Koper – Capodistria

Koper, or in Italian Capodistria is a fifth largest city in Slovenia and main port for most of the Central Europe.

Koper began as a settlement built on an island in the south-eastern part of the Gulf of Koper in the northern Adriatic. Called Insula Caprea (Goat Island) or Capro by Roman settlers, it developed into the city of Aegida, which was mentioned by the Roman author Pliny the Elder.

Trade between Koper and Venice has been recorded since 932. In the war between Venice and the Holy Roman Empire, Koper was on the latter side, and as a result was awarded with town rights, granted in 1035 by Emperor Conrad II. After 1232, Koper was under the Patriarch of Aquileia, and in 1278 it joined the Republic of Venice. It was at this time that the city walls and towers were partly demolished.

Koper grew to become the capital of Venetian Istria and was renamed Caput Histriae ‘head of Istria’ (from which stems its modern Italian name, Capodistria).

Main Sights

Praetorian Palace

The Praetorian Palace closes the southern side of the central town square – the Tito Square. The palace was built in the 13th century, while it received its current appearance in the middle of the 15th century. The building’s appearance is dominated by the late Gothic-Renaissance and Venetian Gothic style. The palace is decorated by an external staircase, external balcony, a distinct façade, a statue of Lady Justice with her sword and the many decorative coats-of-arms with carvings from the history of Koper.
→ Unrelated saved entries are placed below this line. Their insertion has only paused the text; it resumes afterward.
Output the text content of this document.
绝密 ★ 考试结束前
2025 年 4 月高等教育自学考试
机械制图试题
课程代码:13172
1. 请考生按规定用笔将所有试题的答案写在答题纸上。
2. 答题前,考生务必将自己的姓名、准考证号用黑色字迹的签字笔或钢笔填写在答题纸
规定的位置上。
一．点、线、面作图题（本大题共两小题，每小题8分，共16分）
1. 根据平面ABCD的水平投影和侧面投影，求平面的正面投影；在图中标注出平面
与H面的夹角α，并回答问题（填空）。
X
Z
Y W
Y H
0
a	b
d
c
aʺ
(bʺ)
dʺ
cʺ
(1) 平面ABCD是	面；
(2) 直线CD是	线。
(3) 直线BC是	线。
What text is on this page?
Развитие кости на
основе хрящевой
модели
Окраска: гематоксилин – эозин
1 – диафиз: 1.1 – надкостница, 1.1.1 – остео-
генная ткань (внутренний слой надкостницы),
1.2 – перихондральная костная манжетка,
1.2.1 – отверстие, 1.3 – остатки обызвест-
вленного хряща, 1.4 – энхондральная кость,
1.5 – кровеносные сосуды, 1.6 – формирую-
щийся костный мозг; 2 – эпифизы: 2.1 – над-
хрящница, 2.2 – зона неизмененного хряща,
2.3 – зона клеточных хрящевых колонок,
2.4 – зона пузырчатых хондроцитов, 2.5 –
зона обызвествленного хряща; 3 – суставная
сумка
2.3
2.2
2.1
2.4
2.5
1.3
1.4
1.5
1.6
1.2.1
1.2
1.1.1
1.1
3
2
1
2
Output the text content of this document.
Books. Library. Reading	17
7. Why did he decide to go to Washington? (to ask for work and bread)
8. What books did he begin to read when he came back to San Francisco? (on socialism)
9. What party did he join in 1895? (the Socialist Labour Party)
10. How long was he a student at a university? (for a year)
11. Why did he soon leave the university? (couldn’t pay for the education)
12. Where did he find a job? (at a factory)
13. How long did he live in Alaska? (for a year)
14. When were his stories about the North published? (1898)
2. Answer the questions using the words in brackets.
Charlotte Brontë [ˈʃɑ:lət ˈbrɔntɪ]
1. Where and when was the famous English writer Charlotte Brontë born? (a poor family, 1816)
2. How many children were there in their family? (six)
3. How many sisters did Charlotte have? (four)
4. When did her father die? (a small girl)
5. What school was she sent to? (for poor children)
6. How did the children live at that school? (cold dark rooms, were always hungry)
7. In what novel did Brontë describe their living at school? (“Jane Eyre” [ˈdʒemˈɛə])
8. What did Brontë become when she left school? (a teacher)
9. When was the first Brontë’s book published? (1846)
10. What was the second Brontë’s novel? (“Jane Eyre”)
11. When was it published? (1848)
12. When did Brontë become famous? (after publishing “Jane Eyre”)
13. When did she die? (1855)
Cathedral of the Assumption of the Blessed Virgin Mary

The current church was supposedly built in the 11th century and since then it has undergone numerous renovations. The bottom part was designed in the Gothic style, while the upper part appears to be in the Renaissance style. The cathedral was expanded in the first half of the 18th century. Nowadays, the church is famous for being one of the largest churches in Slovenia. It measures 70 metres in length and 25 metres in width.

House of Vettore Carpaccio

The Venetian painter Vittore Carpaccio and his son Benedetto are thought to have lived and created in this house on the eastern edge of Carpaccio Square.

This is a Venetian-Gothic two-storey house from the 14th century, renovated in 1935 and in 1955.